I'm one of those students who genuinely become excited when the hear "Missions Conference." I eagerly absorb the wisdom each speaker provides and crave the multiple worship sessions where I can encounter the Lord. However, this year was different. I actually sat during a worship session and barely remember anything each speaker said.
What caused this dramatic reversal? It wasn't the conference staff, theme, or logistics. The Student Missionary Union teams coordinated the conference very well and brought great speakers to campus. Despite their efforts, I almost walked away this week feeling unchanged and uninspired — that is, until King's Kaleidoscope sang "In Christ Alone" during the final session on Friday morning. I frequently sang this song as a church kid, yet my lips formed these words without carefully considering their meaning.
The tune holds so much power , yet several Christians do not realize it because they mindlessly sing the lyrics on screen or have become desensitized because they heard the song so many times. I'm one of those believers. On the other hand, the lyrics penetrated my apathetic heart and I almost fell on my knees because the Spirit moved me to tears.
I became very apathetic and numb this Missions Conference because I have dealt with an autoimmune illness, Gastrophic Esophageal Reflux Disease ( GERD) for the past year. My illness has become extreme and continues becoming more severe as the months progress. Thankfully, things started turning around in the last two months after I've obtained access to specialists that can help improve my health. However, this process will take quite a long time. As a result, I continue suffering through pain and have lost motivation to attend school and even stay alive on some days.
"In Christ Alone" reminded me that life on earth is fleeting — there is nothing new under the sun, as Solomon says — and that I can hope for a better future in heaven. In addition, God reminded me that I can find peace and refuge in him during my darkest days and that he will give me strength to climb the steepest mountains.
Each verse and chorus of the tune brought a new realization to my eyes.
In Christ alone my hope is found
He is my light, my strength, my song
This Cornerstone, this solid ground
Firm through the fiercest drought and storm
Like a lighthouse, he is a beacon of hope that stays steady when everything spirals out of control. and provides refuge from life's fiercest storms.
What heights of love, what depths of peace
When fears are stilled, when strivings cease
My Comforter, my All in All
Here in the love of Christ I stand
Fear and striving to do everything apart from Christ often prevents us from sensing the Spirit's immense love and peace as our comforter. However, Christ welcomes us with open arms at the end of the day and loves us even when we forget how much he loves his children.

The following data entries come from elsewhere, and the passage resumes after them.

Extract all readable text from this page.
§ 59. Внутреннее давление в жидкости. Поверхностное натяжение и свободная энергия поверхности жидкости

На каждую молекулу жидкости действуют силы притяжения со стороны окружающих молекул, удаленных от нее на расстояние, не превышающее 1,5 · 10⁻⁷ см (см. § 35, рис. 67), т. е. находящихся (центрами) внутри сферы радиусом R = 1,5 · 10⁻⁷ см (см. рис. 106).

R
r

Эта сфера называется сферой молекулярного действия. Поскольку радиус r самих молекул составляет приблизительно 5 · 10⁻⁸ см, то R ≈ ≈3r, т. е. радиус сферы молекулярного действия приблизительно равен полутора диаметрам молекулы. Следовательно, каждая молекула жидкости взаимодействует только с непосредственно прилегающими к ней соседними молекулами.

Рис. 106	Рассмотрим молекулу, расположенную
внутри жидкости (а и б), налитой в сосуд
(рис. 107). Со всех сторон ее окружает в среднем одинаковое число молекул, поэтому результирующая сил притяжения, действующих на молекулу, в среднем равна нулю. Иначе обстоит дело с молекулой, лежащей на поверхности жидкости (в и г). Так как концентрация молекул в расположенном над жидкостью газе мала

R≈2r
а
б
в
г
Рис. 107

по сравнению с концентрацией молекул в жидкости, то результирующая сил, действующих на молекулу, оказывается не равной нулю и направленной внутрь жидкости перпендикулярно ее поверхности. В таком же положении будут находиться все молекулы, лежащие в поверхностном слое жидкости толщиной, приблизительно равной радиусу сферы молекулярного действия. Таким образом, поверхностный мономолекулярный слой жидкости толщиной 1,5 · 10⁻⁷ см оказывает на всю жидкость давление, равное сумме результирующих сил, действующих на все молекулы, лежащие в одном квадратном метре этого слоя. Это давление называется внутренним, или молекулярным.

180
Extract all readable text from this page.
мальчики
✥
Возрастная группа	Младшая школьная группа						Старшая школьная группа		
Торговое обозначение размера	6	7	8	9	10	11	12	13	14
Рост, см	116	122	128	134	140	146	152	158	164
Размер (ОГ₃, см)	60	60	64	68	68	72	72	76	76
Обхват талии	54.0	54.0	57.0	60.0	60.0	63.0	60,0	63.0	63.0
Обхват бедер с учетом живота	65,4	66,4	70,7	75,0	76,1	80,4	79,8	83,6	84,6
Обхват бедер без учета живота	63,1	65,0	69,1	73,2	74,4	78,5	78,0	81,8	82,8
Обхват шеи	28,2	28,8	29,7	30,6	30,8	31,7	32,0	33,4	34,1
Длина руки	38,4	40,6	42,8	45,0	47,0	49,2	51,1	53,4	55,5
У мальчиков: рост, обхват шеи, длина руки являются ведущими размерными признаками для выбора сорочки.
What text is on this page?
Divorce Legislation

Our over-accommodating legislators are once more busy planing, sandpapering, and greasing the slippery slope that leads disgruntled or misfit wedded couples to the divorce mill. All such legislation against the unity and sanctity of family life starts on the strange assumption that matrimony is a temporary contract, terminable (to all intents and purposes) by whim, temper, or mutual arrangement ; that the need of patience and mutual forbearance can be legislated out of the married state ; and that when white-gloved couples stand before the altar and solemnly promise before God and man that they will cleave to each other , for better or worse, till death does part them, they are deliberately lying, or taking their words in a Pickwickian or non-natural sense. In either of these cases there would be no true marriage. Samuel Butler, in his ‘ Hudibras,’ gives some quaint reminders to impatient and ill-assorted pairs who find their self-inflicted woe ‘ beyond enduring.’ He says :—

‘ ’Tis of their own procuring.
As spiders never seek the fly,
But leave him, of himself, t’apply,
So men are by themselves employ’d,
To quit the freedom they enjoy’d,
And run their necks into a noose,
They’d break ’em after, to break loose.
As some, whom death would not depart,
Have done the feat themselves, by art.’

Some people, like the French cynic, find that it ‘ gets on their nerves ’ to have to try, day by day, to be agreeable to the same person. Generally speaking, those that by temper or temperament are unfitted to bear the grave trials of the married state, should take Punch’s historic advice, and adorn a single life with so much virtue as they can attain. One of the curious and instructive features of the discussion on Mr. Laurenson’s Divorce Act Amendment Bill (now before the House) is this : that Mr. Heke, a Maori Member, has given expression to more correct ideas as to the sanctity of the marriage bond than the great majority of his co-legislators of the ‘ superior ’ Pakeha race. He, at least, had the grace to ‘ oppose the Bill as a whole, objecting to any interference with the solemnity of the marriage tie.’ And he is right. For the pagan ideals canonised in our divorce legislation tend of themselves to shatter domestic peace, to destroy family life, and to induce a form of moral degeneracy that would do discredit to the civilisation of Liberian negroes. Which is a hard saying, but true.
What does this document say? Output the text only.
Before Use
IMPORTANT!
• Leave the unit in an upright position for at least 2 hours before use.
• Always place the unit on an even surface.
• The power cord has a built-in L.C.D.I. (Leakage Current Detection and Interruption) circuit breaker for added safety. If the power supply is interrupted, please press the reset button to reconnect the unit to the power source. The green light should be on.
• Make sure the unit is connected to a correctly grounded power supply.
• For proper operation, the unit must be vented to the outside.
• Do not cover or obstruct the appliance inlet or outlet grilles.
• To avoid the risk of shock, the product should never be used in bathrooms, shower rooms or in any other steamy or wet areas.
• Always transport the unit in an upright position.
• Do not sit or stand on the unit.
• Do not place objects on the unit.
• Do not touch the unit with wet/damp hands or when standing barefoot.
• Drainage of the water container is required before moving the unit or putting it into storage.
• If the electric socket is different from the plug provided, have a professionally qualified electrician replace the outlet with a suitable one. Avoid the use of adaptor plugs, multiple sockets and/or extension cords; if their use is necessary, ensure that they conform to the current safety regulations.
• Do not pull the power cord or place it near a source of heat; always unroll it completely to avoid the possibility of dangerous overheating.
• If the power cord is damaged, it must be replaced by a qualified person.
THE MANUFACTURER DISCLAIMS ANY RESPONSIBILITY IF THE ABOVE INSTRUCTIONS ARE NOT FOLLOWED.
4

In Christ alone, who took on flesh
Fullness of God in helpless babe
This gift of love and righteousness
Scorned by the ones He came to save
We focus so much on our personal suffering that we forget Christ also suffered as a human being. People bruised, beat, scorned, and mocked him At the same time, he loves his Creation so much that he adopted each person who calls him Lord as eternal heirs in the Kingdom of God. This idea comforts my weary soul because I know God truly understands the pain I endure and weeps along with me.
'Til on that cross as Jesus died
The wrath of God was satisfied
For every sin on Him was laid
Here in the death of Christ I live
There in the ground His body lay
Light of the world by darkness slain
Then bursting forth in glorious Day
Up from the grave He rose again
Christ's work on the cross justified our sins and gave us eternal life. Despite my the suffering I endure and how long I live, I can look forward to eternity in heaven with him. Even though I do not understand why I developed my illness, seek to glorify God in all aspects of my life
And as He stands in victory
Sin's curse has lost its grip on me
For I am His and He is mine
Bought with the precious blood of Christ
Death resulted from sin. Christ redeemed me and I am his child, so I know he watches over and protects me. This truth becomes hard to believe on days when I can barely muster enough energy to walk, but God will renew my strength. He'll lift me up when I am weak. I'll run and not grow weary, walk and not become faint.
No guilt in life, no fear in death
This is the power of Christ in me
From life's first cry to final breath
Jesus commands my destiny
No power of hell, no scheme of man
Can ever pluck me from His hand
'Til He returns or calls me home
Here in the power of Christ I'll stand
Due to the power of Christ in us, we do not have to feel shame or fear death. I struggle with both of these on a daily basis. Shame overwhelms me because I feel like I cannot adequately glorify God and fulfill my calling when I develop an apathetic attitude toward life and lose passion for the things I love most. In addition, I wake up some days afraid that I may not live much longer because my condition worsens each week.
I hope God uses this hymn to impact others around the world and transform their lives in the same way it impacted mine. Go back and listen to the tune if you haven't heard it in a while — God may speak to you in powerful ways.